Lonely, miserable, rewarding: writing horror (or anything else for that matters) (part 2 of probably 3)

   Writing isn't a social occupation. As a writer, you have to spend countless hours in front of a computer screen, or a typewriter, typing countless words, then erasing them, then typing them again, maybe in a different order. No matter what however, you have to be alone. When you want to write a story, be it a short one or a novel, you need your privacy; you can't have friends or family interrupting you with small talk or tempting you with a night out in town.
  Hence, anyone who aspires to become a writer, must be willing to face endless days, and nights, in solitude. Personally, I have no idea how many times I had begun writing in the early afternoon, while drinking coffee, and finally stopped when I saw the sun rising again; this is also why I can't use my computer for entertainment. When I don't write, I have to get away from it.
   And spending hours upon hours in front of a computer, all alone, is cruel. Sometimes I'll just type non-stop, and thus won't realize how much time has passed, but other times, I'll just sit there, staring at the screen, trying hard to think of what is to happen next in the story.
    And this is the worst part, when you know you have to write, when you feel the need inside you, and yet, you don't know what to write. And it's also when all temptations come to play; you'll start wanting to surf the internet, just to kill some time until inspiration strikes, or you'll just feel like giving up.
   And indulging to these temptations may ruin your chances of writing anything, on that day. Because you'll soon find yourself promising that in five minutes you'll start working, but these five minutes can easily turn into five hours.
   This is also the worst part, when you realize you wanted to continue your story, and instead you wasted your time. And it's also what makes being a writer so hard, for it's when you don't know what exactly to write, and simply stare at a screen, that you realize how lonely and cruel it can be.
   However when you finish a story, and you simply read it through, it's when all this misery you've went through really pays off. When you look at what you wrote, and can say to yourself that you did it, that you spent the hours to create something.

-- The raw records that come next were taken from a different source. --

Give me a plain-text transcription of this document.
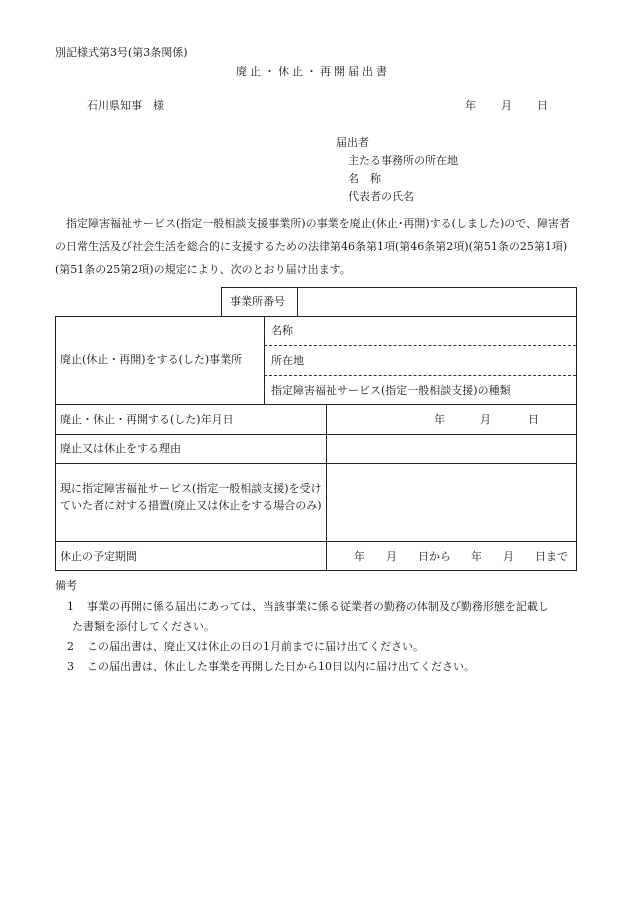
別記様式第3号(第3条関係)
廃止・休止・再開届出書
石川県知事　様	年 月 日
届出者
主たる事務所の所在地
名　称
代表者の氏名
指定障害福祉サービス(指定一般相談支援事業所)の事業を廃止(休止･再開)する(しました)ので、障害者の日常生活及び社会生活を総合的に支援するための法律第46条第1項(第46条第2項)(第51条の25第1項)(第51条の25第2項)の規定により、次のとおり届け出ます。
事業所番号
廃止(休止・再開)をする(した)事業所
名称
所在地
指定障害福祉サービス(指定一般相談支援)の種類
廃止・休止・再開する(した)年月日	年	月	日
廃止又は休止をする理由
現に指定障害福祉サービス(指定一般相談支援)を受けていた者に対する措置(廃止又は休止をする場合のみ)
休止の予定期間	年 月 日から 年 月 日まで
備考
1 事業の再開に係る届出にあっては、当該事業に係る従業者の勤務の体制及び勤務形態を記載し
た書類を添付してください。
2 この届出書は、廃止又は休止の日の1月前までに届け出てください。
3 この届出書は、休止した事業を再開した日から10日以内に届け出てください。
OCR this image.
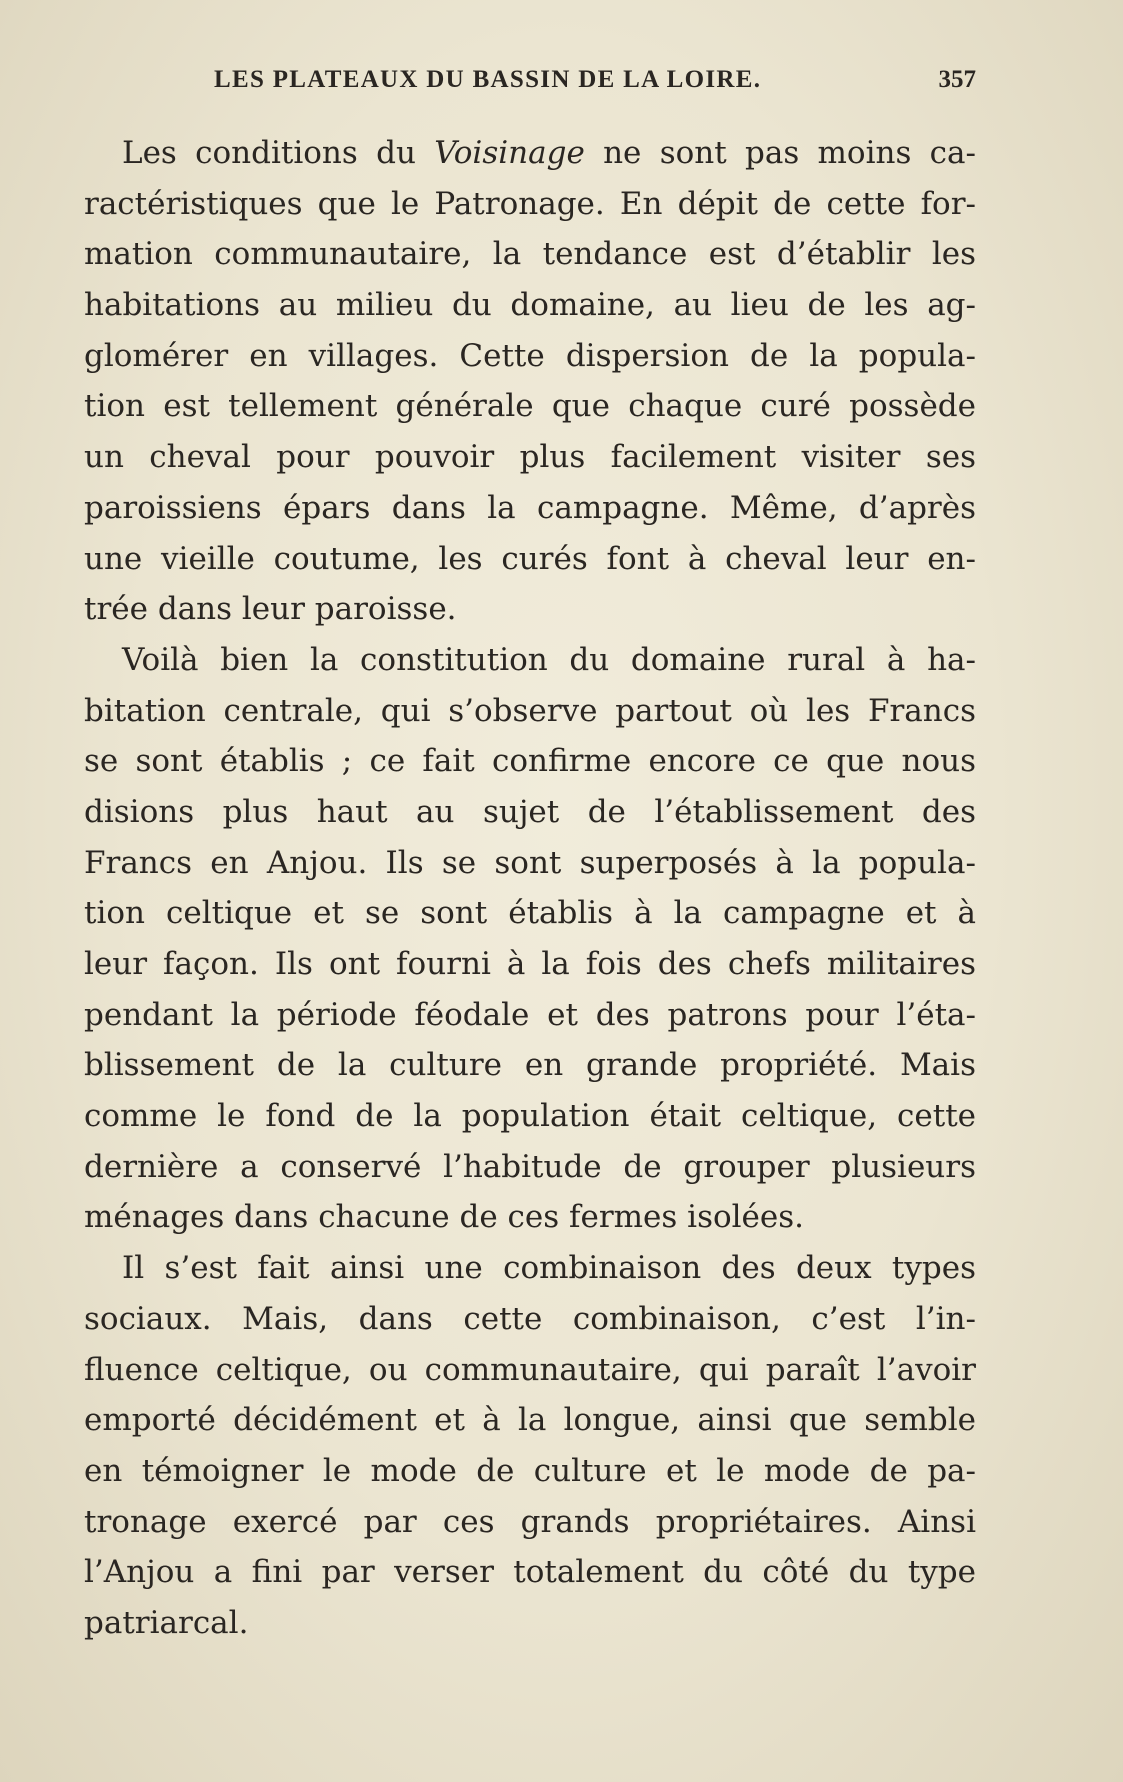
LES PLATEAUX DU BASSIN DE LA LOIRE.	357

Les conditions du Voisinage ne sont pas moins ca-
ractéristiques que le Patronage. En dépit de cette for-
mation communautaire, la tendance est d’établir les
habitations au milieu du domaine, au lieu de les ag-
glomérer en villages. Cette dispersion de la popula-
tion est tellement générale que chaque curé possède
un cheval pour pouvoir plus facilement visiter ses
paroissiens épars dans la campagne. Même, d’après
une vieille coutume, les curés font à cheval leur en-
trée dans leur paroisse.

Voilà bien la constitution du domaine rural à ha-
bitation centrale, qui s’observe partout où les Francs
se sont établis ; ce fait confirme encore ce que nous
disions plus haut au sujet de l’établissement des
Francs en Anjou. Ils se sont superposés à la popula-
tion celtique et se sont établis à la campagne et à
leur façon. Ils ont fourni à la fois des chefs militaires
pendant la période féodale et des patrons pour l’éta-
blissement de la culture en grande propriété. Mais
comme le fond de la population était celtique, cette
dernière a conservé l’habitude de grouper plusieurs
ménages dans chacune de ces fermes isolées.

Il s’est fait ainsi une combinaison des deux types
sociaux. Mais, dans cette combinaison, c’est l’in-
fluence celtique, ou communautaire, qui paraît l’avoir
emporté décidément et à la longue, ainsi que semble
en témoigner le mode de culture et le mode de pa-
tronage exercé par ces grands propriétaires. Ainsi
l’Anjou a fini par verser totalement du côté du type
patriarcal.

    Of course the big reward comes when your work is published, which means that people, strangers to you, can read it, and that someone thought your work was good enough to be printed. And suddenly you forget all about the miserable process of writing it, and feel proud, and go on working on your next story.
    And this is also why I can't stop writing; because, no matter how hard and dissapointing it sometimes is, I know that at the end I'll feel the same euphoria, when I see my story completed.

 I realize now that in the end of part 1 of this "series", I gave promises of writing about something else entirely. Well, I guess these promises will have to wait for part 3 to be fulfilled.